Structural and molecular determinants for the interaction of ExbB from Serratia marcescens and HasB, a TonB paralog

Cryo-EM structures of the ExbB and ExbB-ExbD membrane protein complexes in the Gram-negative bacteria Serratia marcescens reveal insights into inner membrane machinery and interactions specific to the Has system. ExbB and ExbD are cytoplasmic membrane proteins that associate with TonB to convey the energy of the proton-motive force to outer membrane receptors in Gram-negative bacteria for iron uptake. The opportunistic pathogen Serratia marcescens (Sm) possesses both TonB and a heme-specific TonB paralog, HasB. ExbB(Sm) has a long periplasmic extension absent in other bacteria such as E. coli (Ec).
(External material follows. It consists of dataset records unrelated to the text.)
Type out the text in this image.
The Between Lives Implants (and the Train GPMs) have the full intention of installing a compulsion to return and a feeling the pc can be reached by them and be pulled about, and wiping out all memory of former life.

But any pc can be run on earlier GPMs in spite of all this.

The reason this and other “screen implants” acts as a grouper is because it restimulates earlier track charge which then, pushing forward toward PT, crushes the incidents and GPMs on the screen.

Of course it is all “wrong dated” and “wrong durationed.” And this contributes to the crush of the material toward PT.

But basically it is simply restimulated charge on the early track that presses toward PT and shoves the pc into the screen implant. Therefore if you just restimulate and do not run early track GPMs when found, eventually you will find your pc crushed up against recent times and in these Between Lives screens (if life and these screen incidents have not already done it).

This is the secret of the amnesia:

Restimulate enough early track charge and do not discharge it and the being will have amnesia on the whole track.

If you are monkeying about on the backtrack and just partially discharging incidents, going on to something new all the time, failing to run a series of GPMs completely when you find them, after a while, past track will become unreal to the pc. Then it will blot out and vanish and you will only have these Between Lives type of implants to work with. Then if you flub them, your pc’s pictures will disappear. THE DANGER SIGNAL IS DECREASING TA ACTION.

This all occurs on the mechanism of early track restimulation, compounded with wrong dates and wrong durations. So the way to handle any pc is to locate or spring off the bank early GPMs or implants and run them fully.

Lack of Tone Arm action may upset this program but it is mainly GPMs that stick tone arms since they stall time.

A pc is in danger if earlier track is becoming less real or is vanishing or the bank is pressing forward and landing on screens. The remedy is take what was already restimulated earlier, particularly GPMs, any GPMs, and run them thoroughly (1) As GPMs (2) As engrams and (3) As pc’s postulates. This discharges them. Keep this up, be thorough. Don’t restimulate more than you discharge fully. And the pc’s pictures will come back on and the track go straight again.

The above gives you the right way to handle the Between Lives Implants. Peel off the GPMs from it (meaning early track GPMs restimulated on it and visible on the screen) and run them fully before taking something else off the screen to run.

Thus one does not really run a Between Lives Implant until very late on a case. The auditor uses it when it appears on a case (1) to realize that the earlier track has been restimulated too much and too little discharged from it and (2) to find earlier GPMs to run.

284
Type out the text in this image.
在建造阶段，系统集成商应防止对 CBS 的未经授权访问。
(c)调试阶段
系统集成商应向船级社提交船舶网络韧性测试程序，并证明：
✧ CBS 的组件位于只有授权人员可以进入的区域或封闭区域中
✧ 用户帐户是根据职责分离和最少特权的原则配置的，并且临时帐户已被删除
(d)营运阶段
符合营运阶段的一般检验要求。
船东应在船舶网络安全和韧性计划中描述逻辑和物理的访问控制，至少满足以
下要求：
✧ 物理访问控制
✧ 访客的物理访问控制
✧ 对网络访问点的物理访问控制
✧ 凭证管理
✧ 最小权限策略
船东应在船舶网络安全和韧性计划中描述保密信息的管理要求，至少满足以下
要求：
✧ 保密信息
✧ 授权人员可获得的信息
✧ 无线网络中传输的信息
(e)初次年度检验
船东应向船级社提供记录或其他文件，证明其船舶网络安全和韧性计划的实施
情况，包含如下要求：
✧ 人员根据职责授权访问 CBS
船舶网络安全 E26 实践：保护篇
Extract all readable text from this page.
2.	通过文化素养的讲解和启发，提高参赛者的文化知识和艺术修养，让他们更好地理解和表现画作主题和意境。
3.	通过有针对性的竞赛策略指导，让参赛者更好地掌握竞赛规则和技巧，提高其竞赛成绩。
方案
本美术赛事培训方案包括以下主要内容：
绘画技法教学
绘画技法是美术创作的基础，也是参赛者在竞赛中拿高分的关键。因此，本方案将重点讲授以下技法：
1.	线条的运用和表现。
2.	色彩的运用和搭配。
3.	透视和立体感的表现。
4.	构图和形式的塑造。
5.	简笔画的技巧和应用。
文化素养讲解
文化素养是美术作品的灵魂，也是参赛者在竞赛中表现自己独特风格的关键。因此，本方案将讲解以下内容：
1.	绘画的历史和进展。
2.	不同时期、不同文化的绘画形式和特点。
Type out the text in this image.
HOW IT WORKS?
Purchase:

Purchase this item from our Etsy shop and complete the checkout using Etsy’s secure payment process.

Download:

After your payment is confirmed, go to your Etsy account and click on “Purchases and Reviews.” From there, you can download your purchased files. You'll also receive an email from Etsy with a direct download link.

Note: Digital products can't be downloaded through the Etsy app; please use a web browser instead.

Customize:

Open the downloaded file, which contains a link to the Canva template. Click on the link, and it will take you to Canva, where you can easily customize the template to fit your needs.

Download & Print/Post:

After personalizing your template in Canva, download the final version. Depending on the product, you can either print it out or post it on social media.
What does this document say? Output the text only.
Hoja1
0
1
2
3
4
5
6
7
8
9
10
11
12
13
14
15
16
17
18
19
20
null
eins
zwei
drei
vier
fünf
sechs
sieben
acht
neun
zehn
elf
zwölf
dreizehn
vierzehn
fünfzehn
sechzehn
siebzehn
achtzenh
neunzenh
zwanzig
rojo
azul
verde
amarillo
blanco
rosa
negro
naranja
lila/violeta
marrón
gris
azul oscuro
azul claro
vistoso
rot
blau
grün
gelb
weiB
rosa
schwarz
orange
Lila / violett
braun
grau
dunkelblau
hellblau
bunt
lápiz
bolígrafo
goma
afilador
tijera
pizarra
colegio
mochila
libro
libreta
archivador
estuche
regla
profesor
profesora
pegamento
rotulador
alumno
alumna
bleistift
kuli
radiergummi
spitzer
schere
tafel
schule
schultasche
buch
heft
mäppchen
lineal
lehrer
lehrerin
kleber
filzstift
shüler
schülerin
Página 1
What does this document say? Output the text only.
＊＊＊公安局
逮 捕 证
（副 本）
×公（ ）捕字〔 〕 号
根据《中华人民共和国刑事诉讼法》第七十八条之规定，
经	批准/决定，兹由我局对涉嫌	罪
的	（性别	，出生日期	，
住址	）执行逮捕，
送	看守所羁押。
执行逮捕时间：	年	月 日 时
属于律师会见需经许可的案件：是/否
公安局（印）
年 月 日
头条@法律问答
Long ExbB's are found in several genera of Alphaproteobacteria, most often in correlation with a hasB gene. We investigated specificity determinants of ExbB(Sm) and HasB. We determined the cryo-EM structures of ExbB(Sm) and of the ExbB-ExbD(Sm) complex from S. marcescens. ExbB(Sm) alone is a stable pentamer, and its complex includes two ExbD monomers. We showed that ExbB(Sm) extension interacts with HasB and is involved in heme acquisition and we identified key residues in the membrane domain of ExbB(Sm) and ExbB(Ec), essential for function and likely involved in the interaction with TonB/HasB. Our results shed light on the class of inner membrane energy machinery formed by ExbB, ExbD and HasB.

Automated summary

The cryo-EM structures of the ExbB and ExbB-ExbD membrane protein complexes in Serratia marcescens provide insights into the inner membrane machinery and specific interactions related to the Has system. The study reveals that ExbB(Sm) interacts with HasB through its periplasmic extension, and this interaction is involved in heme acquisition. Key residues in the membrane domain of ExbB(Sm) and ExbB(Ec) play an essential role in function and likely participate in the interaction with TonB/HasB. This research sheds light on the inner membrane energy machinery formed by ExbB, ExbD, and HasB.